A propósito da receção do modernismo pelo Estado Novo, abro, aqui, um parênteses para contar uma pequena mas bem verídica história, ocorrida no início da década de 1960. Quem ma contou era, então, um menino que vivia em Arganil, no seio de uma família muito culta. Pelos meses de verão, era costume receberem a visita de monsenhor Moreira das Neves, que vinha na companhia de Eurico Dias Nogueira, primo da sua avó, uma espécie de delfim da nova geração eclesiástica. As visitas ocorriam quando os últimos se inteiravam que o pai, um grande latinista, leitor de português em várias universidades espanholas, vinha de férias. Moreira das Neves considerava-se, então, o grande divulgador de Fernando Pessoa e, de certo modo, do modernismo.

Eram horas e horas, a debitar e a declamar. Fazia sempre questão de ler o "Manifesto Anti-Dantas" de Almada, numa espécie de consagração dos seus dotes histriónicos. Tudo isto até era engraçado. Mas o menino, que tinha então nove, dez, onze, até talvez aos quinze anos, percebia muito bem o que ele queria dizer. Um belo dia, o pai esgotou a paciência. Nunca apreciara Fernando Pessoa. E, não se sabe bem a que propósito, atirou à queima roupa: - "Monsenhor, as ciências filológicas regem-se por outros critérios. Não são teologia e muito menos liturgia". A relação esfriou a partir dali e as visitas foram sendo cada vez mais espaçadas. Porém, no final daquele serão, sempre presidido pela avó, quando os eclesiásticos se retiraram, o menino comentou para o pai: - "Era escusado." Ao que o pai respondeu: - "Ó Maria de Lurdes, entrega o rapaz ao tio, que ainda chega a cardeal!"

4. Última questão: entre a circulação de estrangeiros por Portugal ou a simples importação de modelos estéticos e literários, qual a verdadeira experiência internacional de Almada? Valdemar refere a sua curta estada de um ano em Paris, entre 1919 e 1920, onde teve de trabalhar como bailarino, insistindo também no facto de que, até ao final da sua vida, se manteve a par do que por lá sucedia, nem que fosse com base na leitura da revista "Paris-Match". Almada representaria então uma espécie de Paris em Lisboa, ou seja, uma espécie de internacionalização por correspondência, superficial. Claro que se poderá sempre objetar que o próprio tinha consciência da estreiteza do terrunho.

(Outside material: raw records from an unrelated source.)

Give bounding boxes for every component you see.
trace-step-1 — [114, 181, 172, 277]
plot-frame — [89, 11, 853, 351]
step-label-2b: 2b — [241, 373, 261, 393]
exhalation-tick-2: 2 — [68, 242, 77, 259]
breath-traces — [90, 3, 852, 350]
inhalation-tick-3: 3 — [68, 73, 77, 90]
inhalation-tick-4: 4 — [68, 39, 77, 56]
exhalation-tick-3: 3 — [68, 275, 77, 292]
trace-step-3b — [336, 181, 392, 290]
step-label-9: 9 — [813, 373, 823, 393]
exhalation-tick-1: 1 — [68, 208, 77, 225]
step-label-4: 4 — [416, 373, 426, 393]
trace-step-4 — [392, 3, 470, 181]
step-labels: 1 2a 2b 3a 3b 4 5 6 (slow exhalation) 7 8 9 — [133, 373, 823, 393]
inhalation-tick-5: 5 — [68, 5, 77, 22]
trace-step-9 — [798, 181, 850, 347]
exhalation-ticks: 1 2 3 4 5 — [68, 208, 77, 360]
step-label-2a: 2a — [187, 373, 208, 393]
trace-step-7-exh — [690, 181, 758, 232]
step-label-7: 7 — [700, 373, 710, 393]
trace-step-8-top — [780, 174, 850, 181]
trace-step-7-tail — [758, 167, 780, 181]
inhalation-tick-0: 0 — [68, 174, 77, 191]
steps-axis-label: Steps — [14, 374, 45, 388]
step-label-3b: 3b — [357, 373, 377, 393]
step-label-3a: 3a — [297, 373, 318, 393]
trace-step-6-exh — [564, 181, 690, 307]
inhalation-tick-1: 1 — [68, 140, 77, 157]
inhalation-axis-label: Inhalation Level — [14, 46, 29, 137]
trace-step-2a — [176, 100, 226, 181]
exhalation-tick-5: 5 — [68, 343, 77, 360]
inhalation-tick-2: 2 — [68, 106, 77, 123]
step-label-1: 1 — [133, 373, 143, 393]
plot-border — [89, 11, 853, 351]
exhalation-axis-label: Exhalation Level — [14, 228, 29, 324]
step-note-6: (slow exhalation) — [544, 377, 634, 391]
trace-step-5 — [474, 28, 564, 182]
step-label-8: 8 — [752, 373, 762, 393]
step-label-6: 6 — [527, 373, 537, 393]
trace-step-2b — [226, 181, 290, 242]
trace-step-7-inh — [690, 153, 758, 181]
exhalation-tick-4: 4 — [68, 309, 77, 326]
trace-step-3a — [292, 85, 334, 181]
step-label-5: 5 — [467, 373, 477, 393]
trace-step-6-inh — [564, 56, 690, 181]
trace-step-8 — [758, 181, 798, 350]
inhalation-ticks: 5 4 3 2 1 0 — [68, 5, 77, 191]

Conforme declarou, numa conferência de 1926, intitulada Modernismo: "É viver o que é impossível em Portugal." Neste sentido, se deverá entender a experiência de Paris - onde o seu pai viveu e voltou a casar, mas onde pai e filho não se encontraram - e os cinco anos de vida e trabalho em Madrid, entre 1927 e 1932. Uma intenção de viver fora que Gómez de la Serna antecipou, em carta de Lisboa de 1915, quando se referiu aos jovens literatos, denominados "novos", como desejosos de se juntar à tertúlia do Pombo em Madrid ("O.C.", vol. XX).

Enfim, o ponto de vista defendido por Valdemar, com o qual concordo, corresponde bem às relações entre centros e periferias de produção artística e intelectual, nas quais Portugal e os seus agentes parecem ocupar posições de dependência. Ramón de la Serna que citou Blaise Cendrars para dizer que "a crítica de arte é tão imbecil como o esperanto" - , malgrado a consideração que tinha pelo "clarividente artista português Almada", só o referiu, a propósito de Picasso e da sua estilização de Pierrot, para falar da "sua obsessão de capricho frente à obsessão arlequinesca de Picasso" ("Obras Completas, vol. XVII Retratos Completos" (1941-1961), Círculo de Lectores Galaxia de Gutenberg, 2004).

De igual modo, no prefácio à "Leviana" (1929) de António Ferro, o escritor espanhol notou que as ruturas ocorridas no meio literário de Lisboa dependiam do que se passava fora de Portugal: "É importante perceber este apagar da memória na vida de Lisboa, por parte dos que têm a ambição de grandes talentos, dos grandes representantes das literaturas estrangeiras, dos emissários magistrais de alguma parte, para compreender o sentido da figura de Ferro, de uma persistência indutora, capaz de estabelecer uma rutura" ("Obras Completas, vol. XVI - Ensaios", Círculo de Lectores, 2005).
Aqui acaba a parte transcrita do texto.